Sicher ist nur, dass die Stimmung im Bezirk aufgeheizt ist. Schon die Beerdigung Buraks führte zu einem Trauermarsch von rund 2000 Berliner Türken auf dem Columbiadamm. Seitdem gibt es regelmäßig Demos und Mahnwachen.
Ebenso sicher ist, dass der Tatort als Gedenkort nicht sonderlich geeignet ist, weil er an der vielbefahrenen Rudower Straße liegt. Einige Meter weiter, an der Kreuzung Möwenweg, befindet sich eine kleine, unbebaute Grünfläche, ein sogenanntes Straßenbegleitgrün, über das der Bezirk Neukölln entscheiden kann. Diese Fläche soll nun umgestaltet werden. Geplant sind neben der Statue auch Sitzmöglichkeiten und Wege.
Nach Worten von Helga Seyb von der Mahnmalsinitiative soll der Ort sowohl für stilles Gedenken als auch für weitere Mahnwachen geeignet sein.
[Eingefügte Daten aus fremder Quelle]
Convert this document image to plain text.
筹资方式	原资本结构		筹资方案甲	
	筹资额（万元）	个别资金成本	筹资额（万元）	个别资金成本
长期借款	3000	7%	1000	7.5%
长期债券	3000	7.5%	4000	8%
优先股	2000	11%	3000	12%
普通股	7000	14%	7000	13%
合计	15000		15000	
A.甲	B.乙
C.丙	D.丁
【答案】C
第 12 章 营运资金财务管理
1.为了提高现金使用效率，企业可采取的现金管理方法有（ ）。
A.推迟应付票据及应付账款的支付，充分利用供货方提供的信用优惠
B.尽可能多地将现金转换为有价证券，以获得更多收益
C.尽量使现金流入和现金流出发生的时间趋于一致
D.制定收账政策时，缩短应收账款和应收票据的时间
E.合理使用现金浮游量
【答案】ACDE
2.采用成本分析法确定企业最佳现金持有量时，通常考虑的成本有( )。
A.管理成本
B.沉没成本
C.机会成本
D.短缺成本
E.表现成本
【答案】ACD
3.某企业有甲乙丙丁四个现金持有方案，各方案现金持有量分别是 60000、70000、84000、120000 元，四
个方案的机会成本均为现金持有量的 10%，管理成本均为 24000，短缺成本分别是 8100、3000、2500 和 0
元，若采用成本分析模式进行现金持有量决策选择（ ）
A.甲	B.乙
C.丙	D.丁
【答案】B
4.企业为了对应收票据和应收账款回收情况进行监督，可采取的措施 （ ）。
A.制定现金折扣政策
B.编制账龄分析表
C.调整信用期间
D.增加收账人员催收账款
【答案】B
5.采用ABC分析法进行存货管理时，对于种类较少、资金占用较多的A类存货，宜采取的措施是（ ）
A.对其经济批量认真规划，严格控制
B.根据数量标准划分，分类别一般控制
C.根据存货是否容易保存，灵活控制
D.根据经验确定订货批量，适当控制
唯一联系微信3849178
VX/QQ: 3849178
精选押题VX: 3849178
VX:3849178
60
Nur eines soll er keinesfalls tun: Von der Suche nach den Tätern ablenken. „Die Familie lebt seit Jahren in der Ungewissheit. Sie hat ein Recht auf Aufklärung“, sagt Seyb.
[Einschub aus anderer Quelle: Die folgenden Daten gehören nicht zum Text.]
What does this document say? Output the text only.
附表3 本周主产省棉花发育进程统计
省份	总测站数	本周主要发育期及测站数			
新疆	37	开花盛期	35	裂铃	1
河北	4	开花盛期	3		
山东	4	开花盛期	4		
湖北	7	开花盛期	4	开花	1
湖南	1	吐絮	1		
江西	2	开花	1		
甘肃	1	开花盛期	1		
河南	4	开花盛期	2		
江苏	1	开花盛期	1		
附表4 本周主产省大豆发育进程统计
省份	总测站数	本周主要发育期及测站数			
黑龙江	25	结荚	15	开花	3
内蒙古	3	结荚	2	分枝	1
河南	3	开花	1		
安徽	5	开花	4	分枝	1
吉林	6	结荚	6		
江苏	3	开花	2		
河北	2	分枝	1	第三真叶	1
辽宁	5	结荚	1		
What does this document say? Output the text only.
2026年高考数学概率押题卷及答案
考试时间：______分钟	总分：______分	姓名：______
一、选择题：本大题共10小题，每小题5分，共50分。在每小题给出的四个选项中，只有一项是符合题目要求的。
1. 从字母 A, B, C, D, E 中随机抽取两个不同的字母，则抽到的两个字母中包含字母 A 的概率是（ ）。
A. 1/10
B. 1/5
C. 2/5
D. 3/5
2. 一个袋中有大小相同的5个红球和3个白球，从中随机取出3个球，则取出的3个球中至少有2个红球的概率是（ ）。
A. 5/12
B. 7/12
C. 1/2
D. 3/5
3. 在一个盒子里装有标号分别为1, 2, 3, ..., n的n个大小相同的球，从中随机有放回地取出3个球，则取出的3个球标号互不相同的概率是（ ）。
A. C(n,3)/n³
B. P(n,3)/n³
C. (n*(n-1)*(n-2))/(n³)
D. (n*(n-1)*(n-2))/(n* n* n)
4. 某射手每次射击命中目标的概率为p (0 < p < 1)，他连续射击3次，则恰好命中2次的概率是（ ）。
Während die rot-grüne Zählgemeinschaft und die Linken im Bezirk den Gedenkort befürworten, gibt es Kritik von der CDU. Ihr missfällt die „politische Vereinnahmung“, wie sie es nennt, einer nicht aufgeklärten Tat. Eine Verbindung zum Rechtsradikalismus sei nicht erwiesen. Wenn schon, dann könnte „das Gedenken an Burak B. eingebettet werden in ein berlinweites Mahnmal für die Opfer ungeklärter Morde“, sagt Fraktionschef Gerrit Kringel. „So geht’s jedenfalls nicht.“
Helga Seyb hält dagegen. „Wir wollen das Mahnmal einbetten in das Gedenken an andere rassistische Morde“, sagt sie. Und im Übrigen: „Wir bestimmen, was da gemacht wird.“
Solche Aussagen werden der kommunalen AfD nun gar nicht gefallen. Sie möchte vom Bezirksamt zunächst einmal wissen, wie viele gewaltsame Todesfälle es in den Jahren 2015 und 2016 überhaupt gegeben habe – „und wie viele davon jeweils auf links- beziehungsweise rechtsgerichtete Gewalt sowie auf Banden- und Clangewalt“ zurückgingen. Und dann fragt sie: „In wie vielen Fällen und für wen wurden bei Mord und Totschlag in den letzten fünf Jahren Gedenkorte errichtet?“ Die Antworten stehen noch aus.